A Microsoft acaba de anunciar um dos avanços mais significativos na computação quântica: o Majorana 1, o primeiro chip quântico do mundo baseado numa nova arquitetura Topological Core. Este desenvolvimento promete levar a computação quântica a resolver problemas industriais complexos num horizonte de anos, em vez de décadas.
Um novo paradigma com topocondutores
O Majorana 1 utiliza um material revolucionário, o topocondutor, que permite observar e controlar partículas de Majorana, tornando os qubits mais fiáveis e escaláveis. Assim como os semicondutores abriram caminho para a revolução digital, os topocondutores poderão ser a chave para a era quântica, permitindo escalar sistemas até um milhão de qubits.
Chetan Nayak, um dos principais cientistas da Microsoft, explica: “Demos um passo atrás e perguntámos: ‘O que seria o transistor da era quântica?’ E foi assim que chegámos a esta nova abordagem.”

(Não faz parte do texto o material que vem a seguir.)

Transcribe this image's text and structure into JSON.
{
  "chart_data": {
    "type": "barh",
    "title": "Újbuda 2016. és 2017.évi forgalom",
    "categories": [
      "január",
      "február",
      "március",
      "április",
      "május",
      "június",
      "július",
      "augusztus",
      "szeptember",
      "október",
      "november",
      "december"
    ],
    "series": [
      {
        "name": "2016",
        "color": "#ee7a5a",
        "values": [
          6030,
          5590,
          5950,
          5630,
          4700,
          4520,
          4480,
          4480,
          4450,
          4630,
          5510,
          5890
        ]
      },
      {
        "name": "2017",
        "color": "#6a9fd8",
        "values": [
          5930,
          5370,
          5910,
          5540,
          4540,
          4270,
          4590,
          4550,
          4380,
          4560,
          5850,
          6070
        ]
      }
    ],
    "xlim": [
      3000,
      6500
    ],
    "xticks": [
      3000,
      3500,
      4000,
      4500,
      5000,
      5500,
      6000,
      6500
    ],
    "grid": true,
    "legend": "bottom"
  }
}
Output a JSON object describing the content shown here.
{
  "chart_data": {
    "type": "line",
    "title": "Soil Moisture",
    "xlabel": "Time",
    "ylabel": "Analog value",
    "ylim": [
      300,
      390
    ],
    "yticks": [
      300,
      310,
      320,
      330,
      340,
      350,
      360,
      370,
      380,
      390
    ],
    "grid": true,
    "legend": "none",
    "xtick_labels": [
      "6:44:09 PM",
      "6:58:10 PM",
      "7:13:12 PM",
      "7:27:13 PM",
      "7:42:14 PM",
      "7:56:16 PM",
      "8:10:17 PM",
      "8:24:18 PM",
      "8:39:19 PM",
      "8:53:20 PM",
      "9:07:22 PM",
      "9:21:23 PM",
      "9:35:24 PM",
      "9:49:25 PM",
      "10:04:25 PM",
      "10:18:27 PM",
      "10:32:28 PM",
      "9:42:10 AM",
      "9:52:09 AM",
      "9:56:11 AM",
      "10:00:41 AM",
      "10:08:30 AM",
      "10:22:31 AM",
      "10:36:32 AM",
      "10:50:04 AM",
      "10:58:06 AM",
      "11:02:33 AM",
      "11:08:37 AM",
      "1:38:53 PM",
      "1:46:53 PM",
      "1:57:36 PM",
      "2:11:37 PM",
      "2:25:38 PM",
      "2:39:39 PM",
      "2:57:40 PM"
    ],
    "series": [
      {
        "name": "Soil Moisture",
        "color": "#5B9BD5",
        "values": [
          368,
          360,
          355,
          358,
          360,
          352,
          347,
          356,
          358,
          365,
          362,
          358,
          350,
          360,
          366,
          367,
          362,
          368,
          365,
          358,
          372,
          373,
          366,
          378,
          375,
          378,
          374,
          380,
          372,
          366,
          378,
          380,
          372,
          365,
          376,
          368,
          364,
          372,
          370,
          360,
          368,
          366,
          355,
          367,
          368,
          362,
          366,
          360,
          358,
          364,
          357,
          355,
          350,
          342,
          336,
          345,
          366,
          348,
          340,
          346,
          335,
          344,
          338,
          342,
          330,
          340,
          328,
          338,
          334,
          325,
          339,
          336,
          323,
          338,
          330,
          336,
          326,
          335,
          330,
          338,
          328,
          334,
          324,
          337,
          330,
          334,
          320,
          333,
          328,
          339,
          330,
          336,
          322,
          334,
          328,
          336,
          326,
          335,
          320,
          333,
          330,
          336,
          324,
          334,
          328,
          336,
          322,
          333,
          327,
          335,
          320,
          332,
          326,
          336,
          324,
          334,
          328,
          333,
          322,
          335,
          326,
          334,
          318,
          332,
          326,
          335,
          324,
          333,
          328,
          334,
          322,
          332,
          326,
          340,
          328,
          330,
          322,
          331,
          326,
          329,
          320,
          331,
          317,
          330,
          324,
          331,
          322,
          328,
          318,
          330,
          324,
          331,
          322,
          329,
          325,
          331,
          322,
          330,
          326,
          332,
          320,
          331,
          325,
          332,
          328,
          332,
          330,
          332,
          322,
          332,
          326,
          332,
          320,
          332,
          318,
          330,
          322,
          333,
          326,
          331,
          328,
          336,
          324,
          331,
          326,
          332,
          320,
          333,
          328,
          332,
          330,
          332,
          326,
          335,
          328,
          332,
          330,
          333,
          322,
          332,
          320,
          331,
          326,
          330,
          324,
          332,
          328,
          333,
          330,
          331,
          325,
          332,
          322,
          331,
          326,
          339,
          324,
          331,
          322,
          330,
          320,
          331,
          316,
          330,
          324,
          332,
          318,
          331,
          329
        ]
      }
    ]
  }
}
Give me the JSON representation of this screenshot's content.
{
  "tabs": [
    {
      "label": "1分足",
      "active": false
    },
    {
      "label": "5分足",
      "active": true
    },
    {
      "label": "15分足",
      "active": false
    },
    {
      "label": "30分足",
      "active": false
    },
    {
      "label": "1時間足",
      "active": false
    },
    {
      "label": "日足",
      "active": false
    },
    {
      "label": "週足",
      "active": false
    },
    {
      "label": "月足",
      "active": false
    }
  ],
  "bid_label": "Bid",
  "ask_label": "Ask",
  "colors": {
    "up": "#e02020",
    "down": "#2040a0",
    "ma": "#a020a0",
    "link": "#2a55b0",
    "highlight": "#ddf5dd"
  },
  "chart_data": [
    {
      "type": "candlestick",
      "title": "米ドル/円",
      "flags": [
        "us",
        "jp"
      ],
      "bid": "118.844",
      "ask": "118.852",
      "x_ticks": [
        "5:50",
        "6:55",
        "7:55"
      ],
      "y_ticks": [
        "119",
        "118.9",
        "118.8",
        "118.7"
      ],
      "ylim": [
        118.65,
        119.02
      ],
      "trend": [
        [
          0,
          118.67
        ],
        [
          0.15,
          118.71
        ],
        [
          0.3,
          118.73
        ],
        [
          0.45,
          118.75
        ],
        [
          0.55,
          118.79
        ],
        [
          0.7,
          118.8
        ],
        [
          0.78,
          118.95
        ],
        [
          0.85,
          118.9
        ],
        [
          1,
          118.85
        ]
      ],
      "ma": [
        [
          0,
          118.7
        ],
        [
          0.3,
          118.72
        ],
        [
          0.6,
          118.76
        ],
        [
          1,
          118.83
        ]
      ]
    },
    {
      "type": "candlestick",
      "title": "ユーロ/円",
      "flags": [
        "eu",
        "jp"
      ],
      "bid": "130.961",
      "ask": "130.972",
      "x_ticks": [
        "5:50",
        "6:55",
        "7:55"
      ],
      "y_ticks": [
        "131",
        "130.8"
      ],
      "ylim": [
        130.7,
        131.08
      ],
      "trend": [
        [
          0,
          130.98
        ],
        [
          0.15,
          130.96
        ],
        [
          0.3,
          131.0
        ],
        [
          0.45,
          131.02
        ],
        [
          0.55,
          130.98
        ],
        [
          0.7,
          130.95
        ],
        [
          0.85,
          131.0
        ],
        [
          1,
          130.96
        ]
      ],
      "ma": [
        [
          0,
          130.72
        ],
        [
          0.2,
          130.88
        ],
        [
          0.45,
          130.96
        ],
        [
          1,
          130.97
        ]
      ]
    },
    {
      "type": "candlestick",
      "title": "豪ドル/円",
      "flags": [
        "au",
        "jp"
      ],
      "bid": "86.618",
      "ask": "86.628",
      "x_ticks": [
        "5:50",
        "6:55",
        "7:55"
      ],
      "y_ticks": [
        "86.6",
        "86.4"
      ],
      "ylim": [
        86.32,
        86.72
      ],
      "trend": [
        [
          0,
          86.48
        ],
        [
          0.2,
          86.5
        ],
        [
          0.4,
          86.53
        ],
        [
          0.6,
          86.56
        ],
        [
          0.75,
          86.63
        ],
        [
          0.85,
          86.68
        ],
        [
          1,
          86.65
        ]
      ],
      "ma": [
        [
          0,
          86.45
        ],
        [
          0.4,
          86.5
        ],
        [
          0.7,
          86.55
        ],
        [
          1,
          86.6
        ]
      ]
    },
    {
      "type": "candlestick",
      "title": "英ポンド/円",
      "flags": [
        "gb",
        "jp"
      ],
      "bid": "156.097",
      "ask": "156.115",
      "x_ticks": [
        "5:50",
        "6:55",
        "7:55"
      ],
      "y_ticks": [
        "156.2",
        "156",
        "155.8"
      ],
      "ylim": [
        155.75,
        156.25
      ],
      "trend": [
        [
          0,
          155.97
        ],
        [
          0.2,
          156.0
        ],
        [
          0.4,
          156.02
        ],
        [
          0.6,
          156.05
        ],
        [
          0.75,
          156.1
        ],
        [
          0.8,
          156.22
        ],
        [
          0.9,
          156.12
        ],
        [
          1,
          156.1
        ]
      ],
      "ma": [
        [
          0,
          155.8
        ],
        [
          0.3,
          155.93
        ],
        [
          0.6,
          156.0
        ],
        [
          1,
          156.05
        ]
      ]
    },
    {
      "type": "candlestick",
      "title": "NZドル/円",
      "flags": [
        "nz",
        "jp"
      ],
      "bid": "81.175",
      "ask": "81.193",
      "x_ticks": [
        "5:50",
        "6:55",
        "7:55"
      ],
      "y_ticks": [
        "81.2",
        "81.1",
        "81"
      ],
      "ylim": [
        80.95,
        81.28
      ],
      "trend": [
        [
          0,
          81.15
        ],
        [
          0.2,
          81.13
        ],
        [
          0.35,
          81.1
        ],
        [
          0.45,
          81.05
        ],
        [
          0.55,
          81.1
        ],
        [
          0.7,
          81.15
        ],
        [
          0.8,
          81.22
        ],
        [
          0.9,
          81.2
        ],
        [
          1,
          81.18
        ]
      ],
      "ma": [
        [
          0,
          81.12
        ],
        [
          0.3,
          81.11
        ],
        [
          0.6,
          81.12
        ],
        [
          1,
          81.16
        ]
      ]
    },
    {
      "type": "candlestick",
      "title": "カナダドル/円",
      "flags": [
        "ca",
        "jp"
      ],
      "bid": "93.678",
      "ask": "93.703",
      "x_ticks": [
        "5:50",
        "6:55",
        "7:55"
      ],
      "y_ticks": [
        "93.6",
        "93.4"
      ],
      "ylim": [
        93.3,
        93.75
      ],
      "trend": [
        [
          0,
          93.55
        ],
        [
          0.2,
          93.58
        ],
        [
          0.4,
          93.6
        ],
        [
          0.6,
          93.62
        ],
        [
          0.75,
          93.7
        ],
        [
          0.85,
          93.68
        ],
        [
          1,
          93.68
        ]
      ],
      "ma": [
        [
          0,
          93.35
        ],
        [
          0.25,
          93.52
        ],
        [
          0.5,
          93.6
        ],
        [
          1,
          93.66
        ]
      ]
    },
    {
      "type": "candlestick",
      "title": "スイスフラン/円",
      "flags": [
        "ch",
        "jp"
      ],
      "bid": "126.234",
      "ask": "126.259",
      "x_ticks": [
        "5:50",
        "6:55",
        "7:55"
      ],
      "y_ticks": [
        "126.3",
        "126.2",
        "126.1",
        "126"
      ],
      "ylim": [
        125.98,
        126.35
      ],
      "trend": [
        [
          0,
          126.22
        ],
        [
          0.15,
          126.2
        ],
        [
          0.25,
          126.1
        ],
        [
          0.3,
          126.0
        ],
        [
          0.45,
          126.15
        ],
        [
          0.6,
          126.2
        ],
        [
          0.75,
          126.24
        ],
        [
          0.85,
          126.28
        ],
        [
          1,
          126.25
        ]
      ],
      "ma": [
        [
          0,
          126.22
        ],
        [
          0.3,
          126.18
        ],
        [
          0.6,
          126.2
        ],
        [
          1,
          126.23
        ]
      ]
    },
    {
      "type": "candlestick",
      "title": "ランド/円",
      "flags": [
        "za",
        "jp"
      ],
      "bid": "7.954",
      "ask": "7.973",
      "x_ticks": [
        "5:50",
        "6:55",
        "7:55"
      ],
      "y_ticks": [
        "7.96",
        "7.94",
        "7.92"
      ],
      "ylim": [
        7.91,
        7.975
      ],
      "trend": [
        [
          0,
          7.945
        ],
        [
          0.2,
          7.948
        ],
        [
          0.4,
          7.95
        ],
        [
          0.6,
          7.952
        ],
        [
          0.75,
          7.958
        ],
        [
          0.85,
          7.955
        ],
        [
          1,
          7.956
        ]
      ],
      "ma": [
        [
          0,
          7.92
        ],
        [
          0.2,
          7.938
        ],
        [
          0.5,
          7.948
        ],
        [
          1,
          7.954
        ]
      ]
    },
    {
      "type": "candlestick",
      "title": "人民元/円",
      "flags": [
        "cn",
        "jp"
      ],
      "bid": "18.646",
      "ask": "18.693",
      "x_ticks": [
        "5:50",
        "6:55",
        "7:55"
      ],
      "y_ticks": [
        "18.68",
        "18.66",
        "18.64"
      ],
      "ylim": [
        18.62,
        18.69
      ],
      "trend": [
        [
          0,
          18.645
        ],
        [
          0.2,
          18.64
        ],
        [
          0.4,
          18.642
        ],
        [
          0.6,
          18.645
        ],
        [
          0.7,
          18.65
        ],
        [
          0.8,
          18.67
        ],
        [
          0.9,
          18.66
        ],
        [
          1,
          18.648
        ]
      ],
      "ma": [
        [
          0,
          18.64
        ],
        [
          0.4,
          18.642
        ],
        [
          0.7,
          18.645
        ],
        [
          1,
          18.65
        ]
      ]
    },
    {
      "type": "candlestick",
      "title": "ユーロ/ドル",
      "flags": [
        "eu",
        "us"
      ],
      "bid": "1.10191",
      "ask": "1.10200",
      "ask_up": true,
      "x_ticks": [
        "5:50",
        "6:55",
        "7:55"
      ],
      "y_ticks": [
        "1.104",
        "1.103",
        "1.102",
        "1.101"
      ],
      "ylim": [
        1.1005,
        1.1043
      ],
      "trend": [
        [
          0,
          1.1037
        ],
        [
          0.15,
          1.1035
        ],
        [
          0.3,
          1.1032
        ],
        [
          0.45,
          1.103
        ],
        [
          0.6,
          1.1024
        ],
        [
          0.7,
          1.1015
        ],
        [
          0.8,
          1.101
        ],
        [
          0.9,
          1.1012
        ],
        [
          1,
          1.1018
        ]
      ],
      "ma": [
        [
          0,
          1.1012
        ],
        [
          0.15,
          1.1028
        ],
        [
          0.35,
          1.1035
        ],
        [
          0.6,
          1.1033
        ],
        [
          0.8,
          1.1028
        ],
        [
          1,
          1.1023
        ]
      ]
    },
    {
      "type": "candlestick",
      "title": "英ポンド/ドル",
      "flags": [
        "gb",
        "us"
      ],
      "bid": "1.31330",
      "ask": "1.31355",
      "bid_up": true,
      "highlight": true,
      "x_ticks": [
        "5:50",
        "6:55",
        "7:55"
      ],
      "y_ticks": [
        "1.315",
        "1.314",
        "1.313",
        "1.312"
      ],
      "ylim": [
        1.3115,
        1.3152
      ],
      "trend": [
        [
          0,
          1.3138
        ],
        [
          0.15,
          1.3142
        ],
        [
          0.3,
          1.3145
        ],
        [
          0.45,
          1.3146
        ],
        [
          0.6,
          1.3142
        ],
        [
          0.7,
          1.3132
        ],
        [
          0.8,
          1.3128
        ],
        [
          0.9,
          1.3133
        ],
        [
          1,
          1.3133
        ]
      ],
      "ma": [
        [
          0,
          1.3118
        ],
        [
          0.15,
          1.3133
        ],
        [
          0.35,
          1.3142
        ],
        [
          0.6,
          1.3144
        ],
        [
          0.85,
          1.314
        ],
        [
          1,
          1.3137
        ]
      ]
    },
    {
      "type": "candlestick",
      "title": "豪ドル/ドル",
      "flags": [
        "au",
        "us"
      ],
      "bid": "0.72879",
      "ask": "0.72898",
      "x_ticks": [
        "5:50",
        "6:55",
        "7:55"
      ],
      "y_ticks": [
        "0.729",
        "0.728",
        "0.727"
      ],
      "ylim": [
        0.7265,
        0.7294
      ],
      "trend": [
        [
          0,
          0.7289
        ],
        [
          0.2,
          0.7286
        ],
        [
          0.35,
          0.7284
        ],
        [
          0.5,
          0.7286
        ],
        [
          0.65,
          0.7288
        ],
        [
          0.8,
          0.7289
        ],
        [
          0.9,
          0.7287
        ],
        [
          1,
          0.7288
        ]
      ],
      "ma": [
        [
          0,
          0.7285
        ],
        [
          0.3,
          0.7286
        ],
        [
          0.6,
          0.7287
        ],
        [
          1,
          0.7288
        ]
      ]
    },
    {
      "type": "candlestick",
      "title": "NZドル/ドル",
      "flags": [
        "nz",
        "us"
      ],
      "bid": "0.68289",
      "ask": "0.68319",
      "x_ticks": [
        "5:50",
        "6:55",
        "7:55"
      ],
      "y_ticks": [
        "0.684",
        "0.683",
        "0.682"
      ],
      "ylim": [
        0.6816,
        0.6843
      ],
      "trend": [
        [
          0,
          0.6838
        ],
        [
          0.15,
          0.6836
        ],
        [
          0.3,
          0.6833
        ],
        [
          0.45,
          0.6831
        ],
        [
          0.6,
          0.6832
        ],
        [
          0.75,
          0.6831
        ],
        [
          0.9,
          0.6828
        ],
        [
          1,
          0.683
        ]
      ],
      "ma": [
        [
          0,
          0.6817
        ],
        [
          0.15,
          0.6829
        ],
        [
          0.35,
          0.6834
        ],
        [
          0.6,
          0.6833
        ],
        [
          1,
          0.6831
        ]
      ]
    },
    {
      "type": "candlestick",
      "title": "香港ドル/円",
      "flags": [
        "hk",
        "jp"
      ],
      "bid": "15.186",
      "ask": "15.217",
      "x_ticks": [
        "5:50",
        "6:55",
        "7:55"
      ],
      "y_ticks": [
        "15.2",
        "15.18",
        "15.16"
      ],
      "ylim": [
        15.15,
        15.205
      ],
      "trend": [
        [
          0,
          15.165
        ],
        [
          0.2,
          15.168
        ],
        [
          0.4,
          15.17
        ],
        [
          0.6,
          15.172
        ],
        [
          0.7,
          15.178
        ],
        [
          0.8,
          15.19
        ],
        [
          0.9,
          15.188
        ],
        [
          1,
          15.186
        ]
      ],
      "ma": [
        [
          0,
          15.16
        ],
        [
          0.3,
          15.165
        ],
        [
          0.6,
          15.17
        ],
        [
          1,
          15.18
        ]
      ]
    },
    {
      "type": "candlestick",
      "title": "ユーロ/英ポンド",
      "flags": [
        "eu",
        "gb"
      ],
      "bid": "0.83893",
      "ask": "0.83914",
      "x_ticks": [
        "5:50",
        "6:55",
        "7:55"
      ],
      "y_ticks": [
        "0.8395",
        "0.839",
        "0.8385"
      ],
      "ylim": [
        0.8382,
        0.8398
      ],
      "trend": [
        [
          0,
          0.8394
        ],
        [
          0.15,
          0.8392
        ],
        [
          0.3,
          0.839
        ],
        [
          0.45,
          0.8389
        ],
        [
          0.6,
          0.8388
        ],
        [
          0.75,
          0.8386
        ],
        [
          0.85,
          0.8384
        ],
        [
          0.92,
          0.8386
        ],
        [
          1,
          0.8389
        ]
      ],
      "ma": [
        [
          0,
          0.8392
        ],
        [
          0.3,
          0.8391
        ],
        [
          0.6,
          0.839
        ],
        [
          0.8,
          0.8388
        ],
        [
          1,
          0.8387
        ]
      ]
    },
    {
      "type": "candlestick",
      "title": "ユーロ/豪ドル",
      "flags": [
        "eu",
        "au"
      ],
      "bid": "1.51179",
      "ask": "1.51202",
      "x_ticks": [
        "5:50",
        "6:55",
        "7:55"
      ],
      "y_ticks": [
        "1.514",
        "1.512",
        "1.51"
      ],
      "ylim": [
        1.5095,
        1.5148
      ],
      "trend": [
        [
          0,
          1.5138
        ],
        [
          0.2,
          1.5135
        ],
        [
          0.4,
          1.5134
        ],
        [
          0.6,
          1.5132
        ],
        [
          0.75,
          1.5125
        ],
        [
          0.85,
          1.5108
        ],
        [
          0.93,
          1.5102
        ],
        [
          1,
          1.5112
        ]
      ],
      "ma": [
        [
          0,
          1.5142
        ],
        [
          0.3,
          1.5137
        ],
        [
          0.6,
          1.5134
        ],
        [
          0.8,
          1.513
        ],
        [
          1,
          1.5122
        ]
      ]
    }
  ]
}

O potencial transformador do Majorana 1
A nova arquitetura do Majorana 1 permite integrar um milhão de qubits num único chip compacto. Este patamar é crucial para resolver problemas reais, como a decomposição de microplásticos ou a invenção de materiais autorregenerativos para construção e saúde. De acordo com a Microsoft, todos os computadores do mundo juntos não seriam capazes de fazer o que um sistema quântico desta escala conseguirá realizar.
Matthias Troyer, outro técnico da Microsoft, reforça: “Desde o início, a nossa meta foi criar um computador quântico com impacto comercial, não apenas uma prova de conceito.”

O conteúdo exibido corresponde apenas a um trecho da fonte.